きょとんとして聞いている。そんなことで喜ぶとでも思ったのかという顔つきだった。 全身から汗が吹き出してくる。
「お友だちになれたらなって……」
汗ばむ手を組みつほぐしつした。Tシャツの裾で手の汗をぬぐう。それからまた、両手の指をからませた。
「あ、の。おととい、引っ越してきたばかりで」
「知ってる」
さめた口ぶりだった。
「知ってる、の?」
「島中が知ってる。東京から来たんでしょ?」
少女は得意げだった。
なんのことはない、狭い島だということだろう。
けれどもそのおかげで機嫌がなおったことに、内心ホッとする。
「名前は将矢だよね。よろしく、将矢」
いきなり呼び捨てなのにはびっくりした。けれど嫌ではなかった。なんだか、くすぐったかった。
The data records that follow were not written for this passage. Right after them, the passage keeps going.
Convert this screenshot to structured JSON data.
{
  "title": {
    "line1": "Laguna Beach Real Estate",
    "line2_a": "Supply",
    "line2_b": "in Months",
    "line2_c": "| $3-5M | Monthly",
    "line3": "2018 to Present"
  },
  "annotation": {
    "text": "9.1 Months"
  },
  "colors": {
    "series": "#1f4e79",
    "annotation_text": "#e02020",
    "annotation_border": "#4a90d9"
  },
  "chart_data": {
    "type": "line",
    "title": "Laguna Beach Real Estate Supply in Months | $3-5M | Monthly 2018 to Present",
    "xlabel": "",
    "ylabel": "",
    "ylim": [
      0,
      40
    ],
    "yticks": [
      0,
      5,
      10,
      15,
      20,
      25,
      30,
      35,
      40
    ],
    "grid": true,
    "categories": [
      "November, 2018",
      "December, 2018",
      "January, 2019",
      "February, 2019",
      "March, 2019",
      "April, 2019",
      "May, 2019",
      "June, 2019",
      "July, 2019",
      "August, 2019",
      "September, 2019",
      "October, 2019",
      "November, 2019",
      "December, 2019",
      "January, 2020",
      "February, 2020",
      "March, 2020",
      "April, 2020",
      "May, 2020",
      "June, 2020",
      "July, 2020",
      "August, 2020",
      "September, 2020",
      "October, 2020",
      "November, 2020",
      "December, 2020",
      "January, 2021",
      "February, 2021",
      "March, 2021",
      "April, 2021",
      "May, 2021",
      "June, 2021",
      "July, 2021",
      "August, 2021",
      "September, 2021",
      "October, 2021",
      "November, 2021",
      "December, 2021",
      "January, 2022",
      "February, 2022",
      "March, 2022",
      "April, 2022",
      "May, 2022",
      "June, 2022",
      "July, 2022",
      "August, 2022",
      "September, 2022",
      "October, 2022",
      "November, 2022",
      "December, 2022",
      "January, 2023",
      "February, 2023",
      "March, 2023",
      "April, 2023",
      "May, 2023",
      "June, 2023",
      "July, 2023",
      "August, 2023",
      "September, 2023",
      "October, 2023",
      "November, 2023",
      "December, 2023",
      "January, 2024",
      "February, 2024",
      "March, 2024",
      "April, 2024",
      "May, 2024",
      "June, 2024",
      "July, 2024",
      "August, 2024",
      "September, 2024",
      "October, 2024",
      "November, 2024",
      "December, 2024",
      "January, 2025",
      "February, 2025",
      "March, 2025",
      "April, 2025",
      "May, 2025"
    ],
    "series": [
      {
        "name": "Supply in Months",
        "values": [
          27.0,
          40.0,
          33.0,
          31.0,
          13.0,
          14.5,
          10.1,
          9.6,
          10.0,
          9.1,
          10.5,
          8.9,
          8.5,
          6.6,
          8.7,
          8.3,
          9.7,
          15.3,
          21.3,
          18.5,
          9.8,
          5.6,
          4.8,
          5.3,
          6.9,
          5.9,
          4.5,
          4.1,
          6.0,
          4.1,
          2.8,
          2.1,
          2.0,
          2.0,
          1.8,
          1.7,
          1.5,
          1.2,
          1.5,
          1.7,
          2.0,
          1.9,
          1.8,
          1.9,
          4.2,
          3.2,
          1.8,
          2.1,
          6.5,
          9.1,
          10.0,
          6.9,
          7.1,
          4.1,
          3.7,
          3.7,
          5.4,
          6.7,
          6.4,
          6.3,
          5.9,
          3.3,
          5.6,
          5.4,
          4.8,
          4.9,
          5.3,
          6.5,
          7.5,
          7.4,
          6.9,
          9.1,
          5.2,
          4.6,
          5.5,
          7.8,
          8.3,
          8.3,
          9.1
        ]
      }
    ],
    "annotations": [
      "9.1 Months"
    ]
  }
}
「私、ひとみ。将矢と同い年だよ。将矢はもっと年上に見えるね。なんでかな。あんまり日に焼けてないせいかな。島の子はみんな真っ黒だからね。だけど、将矢もすぐに焼けて真っ黒になるだろうな。ふふ」
おとなしく見えたのだが、話しだすと止まらないらしい。
「ねぇ、将矢。星の砂って知ってる? 星の形をした砂なんだよ。おもしろいでしょ? 見たことある? ふたりでとりに行こうよ」
手を握ってきた。驚く将矢の顔をのぞきこんでくる。
「ね、行こ」
将矢の手が両手で握られた。
左右に振られる。それから強く引っぱられた。引っぱられて歩きだし、やがて小走りになった。
「将矢ってば、早く早くぅ」
急激な変化に、とまどいを隠せなかった。しかし、そんなことにはおかまいなしで、振り返っては笑顔を見せてくれる。
――うーん、これってなんか、どっかで。
将矢は顔がニヤけてくるのを感じた。
春がきたのかもと思う。
水際をパシャパシャさせ、しっかりと手を取り合って走った。
ぎらぎらした太陽が、ふたりが走る砂浜を照りつけている。春どころが、陽気はすでに夏だった。